Love and Other Thought Experiments, Sophie Ward
Long-listed for the 2020 Booker, on one level Love and Other Thought Experiments is an understated, contemporary novel about love, loss, unconventional families and the consequences of choice. On another, it’s a sandbox of philosophical ideas ranging from free will and the nature of consciousness to the limits of human experience. This book cannot be shelved into a single genre. What’s special about it is that it traces the every lives of two queer parents — but documents the problems in their lives that have nothing to do with their queer identity, portraying them as ordinary individuals with normal, day-to-day lives.
 
Girl, Woman, Other by Bernardine Evaristo
Sharing is caring, and Bernardine Evaristo shares life experiences that stretch back a century in time and move towards our immediate, contemporary world. She cares for her characters, and that results in the reader caring too. Joint winner of the 2019 Booker, this book feels like a polyphonic choir of women, singing a song of life in dissonances and harmonies! In the face of feminism, Black consciousness and the queer rights movement, this book spreads the idea that there is no singular truth to any of these identities, breaking the stereotype of queer characters in mainstream novels bearing the burden of representing their entire community.
 

Pride Month Reads

The Seven Moons of Maali Almeida by Shehan Karunatilaka
Set in Colombo, Sri Lanka, in 1989, the ghost of war photographer Maali Almeida finds himself in a liminal place called the In Between.
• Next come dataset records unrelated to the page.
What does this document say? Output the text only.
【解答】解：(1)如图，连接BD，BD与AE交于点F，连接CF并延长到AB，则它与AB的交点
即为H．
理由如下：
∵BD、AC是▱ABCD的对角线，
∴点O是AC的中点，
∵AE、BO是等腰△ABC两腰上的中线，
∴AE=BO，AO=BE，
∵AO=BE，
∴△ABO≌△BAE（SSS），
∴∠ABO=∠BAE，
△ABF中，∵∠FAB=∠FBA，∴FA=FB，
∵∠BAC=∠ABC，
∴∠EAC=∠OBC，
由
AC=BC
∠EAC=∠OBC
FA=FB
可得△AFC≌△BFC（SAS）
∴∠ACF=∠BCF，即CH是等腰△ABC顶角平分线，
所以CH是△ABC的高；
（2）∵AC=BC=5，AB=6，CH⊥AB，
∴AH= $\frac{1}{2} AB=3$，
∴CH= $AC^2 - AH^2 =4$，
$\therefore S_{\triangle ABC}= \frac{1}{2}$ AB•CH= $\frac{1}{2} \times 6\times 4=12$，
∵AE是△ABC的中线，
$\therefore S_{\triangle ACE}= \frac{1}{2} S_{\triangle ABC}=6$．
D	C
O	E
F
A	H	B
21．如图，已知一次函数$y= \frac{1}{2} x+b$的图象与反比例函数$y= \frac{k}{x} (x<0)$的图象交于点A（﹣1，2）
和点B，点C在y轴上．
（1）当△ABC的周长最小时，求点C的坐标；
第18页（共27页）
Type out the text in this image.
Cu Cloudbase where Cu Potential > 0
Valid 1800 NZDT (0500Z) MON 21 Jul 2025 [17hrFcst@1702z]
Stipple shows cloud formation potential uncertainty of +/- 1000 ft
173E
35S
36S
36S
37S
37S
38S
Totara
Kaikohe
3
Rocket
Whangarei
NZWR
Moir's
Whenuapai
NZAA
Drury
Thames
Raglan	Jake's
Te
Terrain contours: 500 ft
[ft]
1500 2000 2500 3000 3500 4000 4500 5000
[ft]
He has seven days (“moons”) to figure out who killed him and why. The book is effectively structured as a thriller/murder mystery with Maali trying to reconstruct the events that led to his violent death. What’s interesting is that Maali himself is a closeted gay photojournalist in war-torn Sri Lanka. The magical realism of this novel really stands out — in that it uses mythical elements to tell haunting stories of real, queer people.